Movement is a proprietary platform. It is project44 that is in control, and you are along for the ride. That is fine if you are a Fortune 500 shipper with a global footprint and a healthy IT budget. But what about the rest of the industry—the small and mid-sized forwarders, the inland terminals, the ports in emerging markets? Enter the Virtual Watch Tower, or VWT, a very different “democratic” beast that has quietly been making waves from Singapore to Scandinavia.
VWT is not a product you buy; it is a public digital backbone, built by the industry for the industry. Born in the shadow of TradeLens’s demise, VWT was designed from the ground up as a federated, neutral platform, governed by neutral research institutes in Europe and Asia: RISE, A*STAR’s IHPC, VTT, and TalTech. The plan is to transfer the approach and tools to a to-be-established charity with a two-tier governance structure, developed by experts at Gothenburg University. The solution developed is VWTnet, scheduled to go live in 2026. What is VWT’s secret sauce? Ports, carriers, customs, and even driver-owner operators get access to the same real-time truth, not a filtered version provided by a single vendor.
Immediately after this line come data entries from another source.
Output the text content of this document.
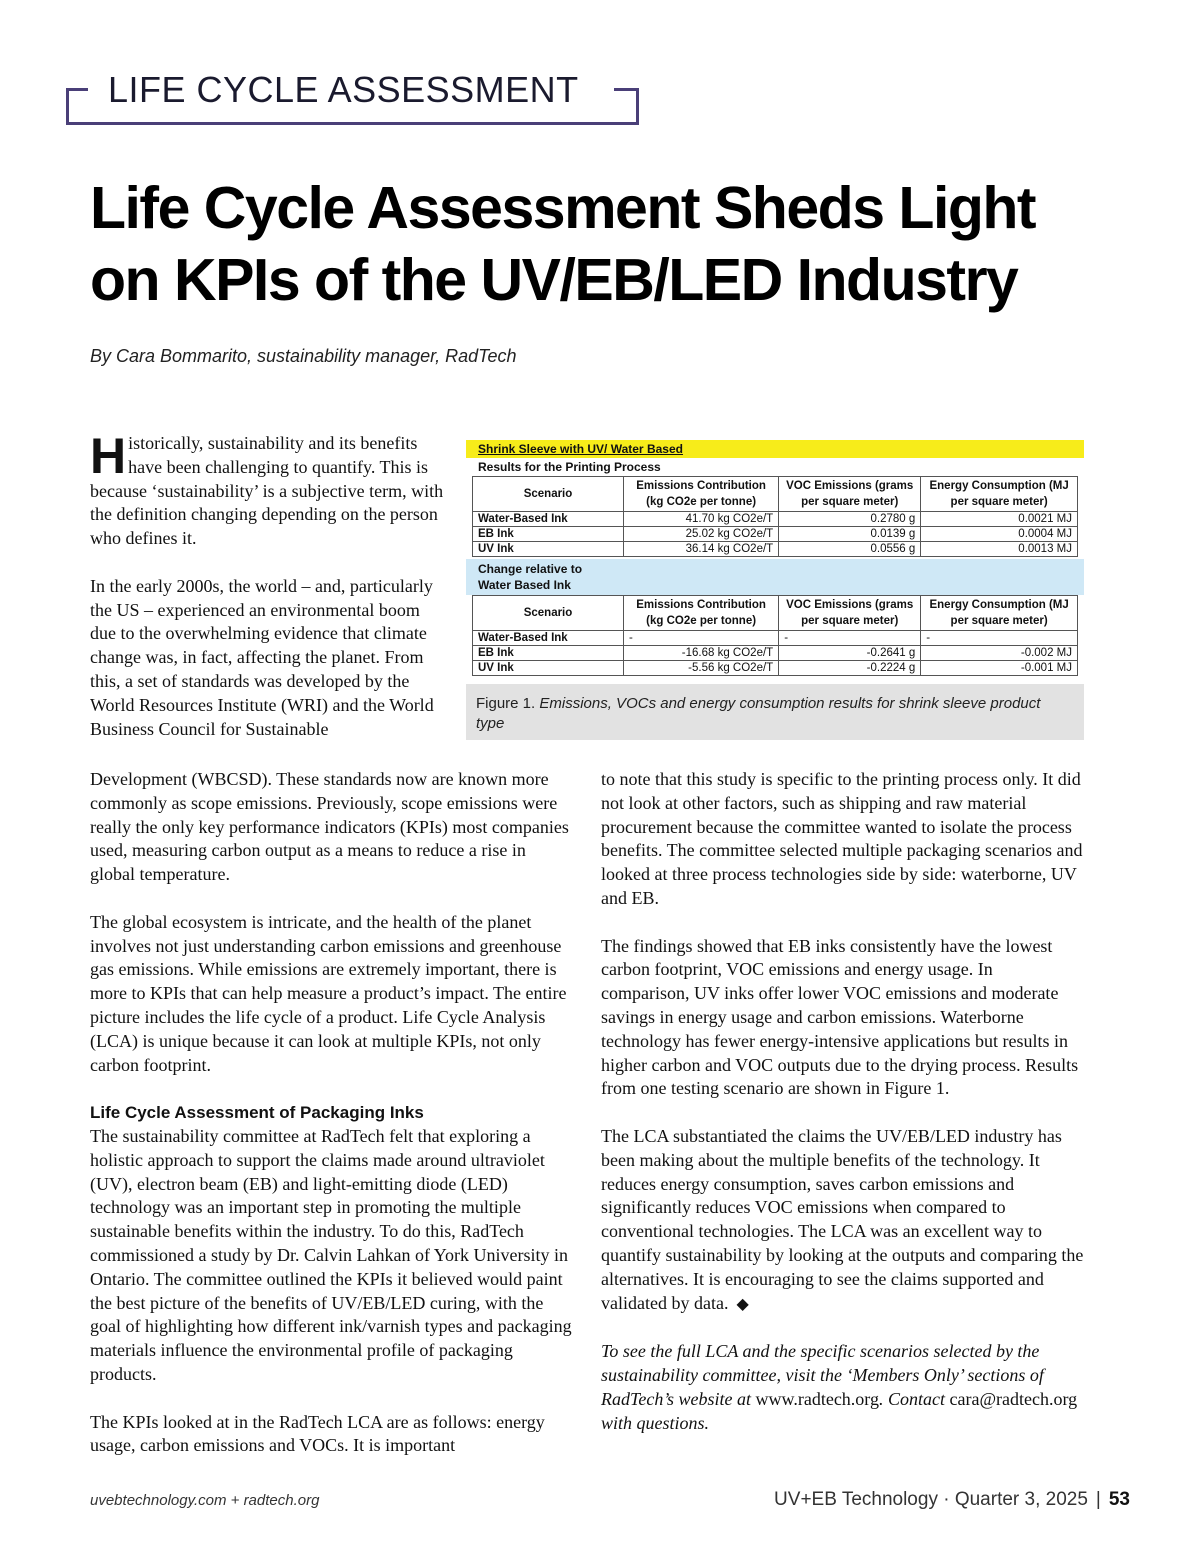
LIFE CYCLE ASSESSMENT
Life Cycle Assessment Sheds Light
on KPIs of the UV/EB/LED Industry
By Cara Bommarito, sustainability manager, RadTech

Historically, sustainability and its benefits have been challenging to quantify. This is because ‘sustainability’ is a subjective term, with the definition changing depending on the person who defines it.

In the early 2000s, the world – and, particularly the US – experienced an environmental boom due to the overwhelming evidence that climate change was, in fact, affecting the planet. From this, a set of standards was developed by the World Resources Institute (WRI) and the World Business Council for Sustainable

Shrink Sleeve with UV/ Water Based
Results for the Printing Process
Scenario	Emissions Contribution (kg CO2e per tonne)	VOC Emissions (grams per square meter)	Energy Consumption (MJ per square meter)
Water-Based Ink	41.70 kg CO2e/T	0.2780 g	0.0021 MJ
EB Ink	25.02 kg CO2e/T	0.0139 g	0.0004 MJ
UV Ink	36.14 kg CO2e/T	0.0556 g	0.0013 MJ
Change relative to
Water Based Ink
Scenario	Emissions Contribution (kg CO2e per tonne)	VOC Emissions (grams per square meter)	Energy Consumption (MJ per square meter)
Water-Based Ink	-	-	-
EB Ink	-16.68 kg CO2e/T	-0.2641 g	-0.002 MJ
UV Ink	-5.56 kg CO2e/T	-0.2224 g	-0.001 MJ
Figure 1. Emissions, VOCs and energy consumption results for shrink sleeve product type

Development (WBCSD). These standards now are known more commonly as scope emissions. Previously, scope emissions were really the only key performance indicators (KPIs) most companies used, measuring carbon output as a means to reduce a rise in global temperature.

The global ecosystem is intricate, and the health of the planet involves not just understanding carbon emissions and greenhouse gas emissions. While emissions are extremely important, there is more to KPIs that can help measure a product’s impact. The entire picture includes the life cycle of a product. Life Cycle Analysis (LCA) is unique because it can look at multiple KPIs, not only carbon footprint.

Life Cycle Assessment of Packaging Inks

The sustainability committee at RadTech felt that exploring a holistic approach to support the claims made around ultraviolet (UV), electron beam (EB) and light-emitting diode (LED) technology was an important step in promoting the multiple sustainable benefits within the industry. To do this, RadTech commissioned a study by Dr. Calvin Lahkan of York University in Ontario. The committee outlined the KPIs it believed would paint the best picture of the benefits of UV/EB/LED curing, with the goal of highlighting how different ink/varnish types and packaging materials influence the environmental profile of packaging products.

The KPIs looked at in the RadTech LCA are as follows: energy usage, carbon emissions and VOCs. It is important

to note that this study is specific to the printing process only. It did not look at other factors, such as shipping and raw material procurement because the committee wanted to isolate the process benefits. The committee selected multiple packaging scenarios and looked at three process technologies side by side: waterborne, UV and EB.

The findings showed that EB inks consistently have the lowest carbon footprint, VOC emissions and energy usage. In comparison, UV inks offer lower VOC emissions and moderate savings in energy usage and carbon emissions. Waterborne technology has fewer energy-intensive applications but results in higher carbon and VOC outputs due to the drying process. Results from one testing scenario are shown in Figure 1.

The LCA substantiated the claims the UV/EB/LED industry has been making about the multiple benefits of the technology. It reduces energy consumption, saves carbon emissions and significantly reduces VOC emissions when compared to conventional technologies. The LCA was an excellent way to quantify sustainability by looking at the outputs and comparing the alternatives. It is encouraging to see the claims supported and validated by data. ◆

To see the full LCA and the specific scenarios selected by the sustainability committee, visit the ‘Members Only’ sections of RadTech’s website at www.radtech.org. Contact cara@radtech.org with questions.

uvebtechnology.com + radtech.org	UV+EB Technology · Quarter 3, 2025 | 53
The difference is not just philosophical; it is practical. Take the Oulu-to-Australia case: a shipment of Finnish timber hits a storm, threatening to miss its transhipment in Zeebrugge. In the old world, each party would scramble in isolation, emails and messages flying. With VWT, everyone from the ship’s captain to the port operators can see the same disruption alert, the same ETA, and the same recommendation. The captain speeds up, the port adjusts its window, and the cargo makes its connection.
So, does Movement make VWT obsolete? Hardly. If anything, the two are natural complements. VWT is the open plumbing, the shared language, the neutral ground where data flows. Movement is the AI-powered control tower and workflow engine. Plug Movement into VWT, and you get the best of both worlds: rich, trusted data and the tools to act on it.
The lesson? The future belongs to platforms that can play nicely with others, bridging the gap between proprietary innovation and public infrastructure. Movement is probably a step forward, but it is not the only step the industry needs.
Ultimately, the supply chain is too large, too complex, and too critical for any single company to control significant portions of it. The real revolution will come not from a single platform, but from the connective tissue that lets them all work together. Watch this space.